Verfällt unser Land in eine Art “Präventiophobie”?Wenn die Angst vor dem Virus größer ist als die Krankheit selber.

Es kam plötzlich, es wird nicht so schnell wieder verschwinden, und es gibt kein Heilmittel dagegen: Das Virus verunsichert eine schon verunsicherte Welt. Und wieder mal die Medien, die die Welt mit ihren Minutentakt Meldungen in den Wahnsinn treiben helfen mit. International gesehen sind alle Medien an dieser Panikmache beteiligt, ob es der Klimawandel, das Coronavirus, oder der bevorstehende Untergang der Welt ist. Es ist unfassbar, wie man Massen lenken und verunsichern kann. In manchen Aldis sind die Regale für Nudeln, Reis, Dosen wie Ravioli oder Suppen, Mehl, Zucker oder Toilettenpapier leergekauft. Und das hat nichts mit dem Monatsbeginn zu tun. Es ist Folge der Coronaberichte. Sogar moderne Christen sind davon angesteckt und fliehen vor dem Virus. Es war mal anders:

Der Historiker T.C. Allbutt schreibt: „Inmitten aller möglicher Pestseuchen … zögerten sie nicht, den Kranken ihren Dienst und allzu oft auch ihr Leben zu geben.“ Als im 4. Jahrhundert die Pest ausbrach, ließen die Römer Freunde und Verwandte zurück und flohen in vermeintlich sicherere Gebiete. Die verachteten Christen kümmerten sich um die Kranken und Zurückgelassenen. Für Jesus besuchten sie die Kranken! „Ich bin krank gewesen, und ihr habt mich besucht!“ In Rom (die Frauen um Hieronymus), wie in Byzanz, und überall wo christliche Gemeinden entstanden, widmeten sich Männer und Frauen, in hingebendem Liebesdienst dem Kranken.
Die Xenodochien ( gr.Mz.; Siechenheime und Obdachlosenasyle; neben den eigentlichen Krankenhäusern, den Nosokomien ) waren wohl zunächst Herbergen in denen aber nicht nur Fremde und Pilger Aufnahme fanden, sondern alle Elenden, Hilfsbedürftigen, Kinder, Greise und Kranke.

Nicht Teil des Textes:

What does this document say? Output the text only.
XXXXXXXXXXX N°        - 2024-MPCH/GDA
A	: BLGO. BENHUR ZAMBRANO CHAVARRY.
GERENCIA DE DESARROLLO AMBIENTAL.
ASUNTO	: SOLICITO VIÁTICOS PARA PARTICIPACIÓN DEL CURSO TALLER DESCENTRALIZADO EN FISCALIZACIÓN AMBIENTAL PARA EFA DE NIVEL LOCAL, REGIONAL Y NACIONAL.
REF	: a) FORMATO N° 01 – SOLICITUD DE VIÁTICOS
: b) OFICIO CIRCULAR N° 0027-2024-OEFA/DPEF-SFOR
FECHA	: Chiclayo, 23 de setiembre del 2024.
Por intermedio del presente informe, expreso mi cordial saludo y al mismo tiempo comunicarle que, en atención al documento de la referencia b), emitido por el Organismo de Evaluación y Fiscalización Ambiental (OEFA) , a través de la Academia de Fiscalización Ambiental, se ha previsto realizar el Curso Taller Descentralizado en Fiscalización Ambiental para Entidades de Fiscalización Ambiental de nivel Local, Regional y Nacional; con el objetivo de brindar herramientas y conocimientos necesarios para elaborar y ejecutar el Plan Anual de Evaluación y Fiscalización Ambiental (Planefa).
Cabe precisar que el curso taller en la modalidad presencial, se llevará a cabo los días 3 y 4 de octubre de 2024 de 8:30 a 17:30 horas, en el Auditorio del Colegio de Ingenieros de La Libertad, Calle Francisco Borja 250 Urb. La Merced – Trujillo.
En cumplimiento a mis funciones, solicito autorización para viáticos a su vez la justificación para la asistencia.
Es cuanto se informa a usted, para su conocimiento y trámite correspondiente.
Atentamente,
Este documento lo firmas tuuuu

Wer Gott fürchtet, der fürchtet nichts anderes. Wer Gott nicht fürchtet, der fürchtet alles andere.

Kommentare

    • Thomas

      Ja Herr Huber, die Masse der Menschen ist leicht zu manipulieren
      und die heutigen Medien sind dazu perfektioniert. Wenn ich so
      an den Anfang des letzten Jahrhunderts denke und dann auf das
      heutige Europa, muß ich sagen, die Menschen haben nichts gelernt,
      ein Führer medial unterstützt und das war es.